俺は、朝食の目玉焼きを前に、悩んでいた。
「……これ、どうやって食べるのが“正解”なんだ?」
「塩でしょ、当然」
「いや、昨日はソースって言ってなかった?」
「その日の気分で変わるの。文句ある?」
「いえ、ありがたく塩でいただきます」
妹・碧純。
風呂上がり事件もなんとか乗り越え、体育祭のペアダンス問題も解決(仮)し、平穏な日常が戻ってきた――
と思った、その矢先だった。
「マカベぇ~。今日、ダンスの練習、放課後一緒にやらない?」
そう言って、教室に笑顔で入ってきたのは、元カノ・滝本美羽。
周囲の男子が一瞬ざわつく。
当然だ。学年屈指の美少女が俺にだけ距離近くて、しかも“元カノ”という噂が飛び交っているのだから。

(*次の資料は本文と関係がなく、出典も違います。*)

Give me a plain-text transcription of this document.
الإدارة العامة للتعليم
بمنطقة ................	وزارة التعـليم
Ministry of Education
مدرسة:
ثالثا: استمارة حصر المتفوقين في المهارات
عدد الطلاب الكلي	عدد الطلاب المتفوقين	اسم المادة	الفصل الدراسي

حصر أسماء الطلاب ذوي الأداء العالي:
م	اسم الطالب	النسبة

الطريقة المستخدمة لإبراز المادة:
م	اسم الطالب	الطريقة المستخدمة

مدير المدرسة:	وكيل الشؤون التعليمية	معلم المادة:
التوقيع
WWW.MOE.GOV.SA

「あのさ~、どうせなら合同クラスのメンバーとも練習したほうがいいと思わない?」
「……まぁ、それはそうだけど……」
「じゃあ、一緒にやろ? 碧純ちゃんも連れて、さ」
悪意がない“ように見える”その提案。
でも、俺には見えた。その笑顔の奥にある、試すような光が。
そして案の定、碧純は教科書を閉じ、静かに立ち上がった。
「別にいいけど。私は、お兄ちゃんと組むって決めたから」
「うんうん、知ってる。だから三人で練習するの。ね、マカベ?」
「お、おう……」
(やばい、なんか火種が投げ込まれた気がする)
放課後。体育館。
「マカベ、ちょっと手貸して」
「手を取る」シーンはダンス練習の定番。
でも今、それが地雷原の中心。
右手に美羽、左手に碧純。
ダンスのステップを踏むたび、俺の胃がキリキリする。
「リズム、合ってないよ。マカベ、もうちょっとちゃんとリードして」
「えっ、俺!? いや初めてなんだけど!?」
「じゃあ私がリードしてあげよっか♡」
ぐいっと腕を引く美羽。距離が一気に縮まる。
「ちょっ……近い近いっ!」
「なに赤くなってんの~? 昔は手ぇ繋ぐくらい普通だったのにね?」
「美羽……それはマジで誤解招くからやめてくれ……」
ちらりと、碧純を見る。
その目が、冷たい。
……あ、これ、完全に怒ってるやつだ。
練習が終わり、帰り道。
アパートまでの道で、俺と碧純は無言だった。
でも、言葉にしなくても伝わる空気って、ある。
いつものように隣を歩いてるのに、距離が遠い。
「なあ、碧純……さっきの、悪かった」
「別に」
「いや、ちゃんと謝らせてくれ。あれは、なんか巻き込まれててさ……」
「別にって言ってんでしょ。気にしてない」
「……でも、目がめっちゃ怒ってた」
「……怒ってない」
それは、明らかに嘘だった。
その夜。
リビングで並んでTVを見ていたはずなのに、彼女は突然立ち上がった。
「もう寝る。おやすみ」
「あ、ああ……おやすみ」
部屋のドアが閉まった音が、やけに重たく響いた。
俺は一人、残されたソファで小さくため息をついた。
「……やっぱり、怒ってるよな」
何に怒ってるのか。何が許せなかったのか。
そして――どうして、そんなふうに思うのか。
答えは、もう分かってる気がした。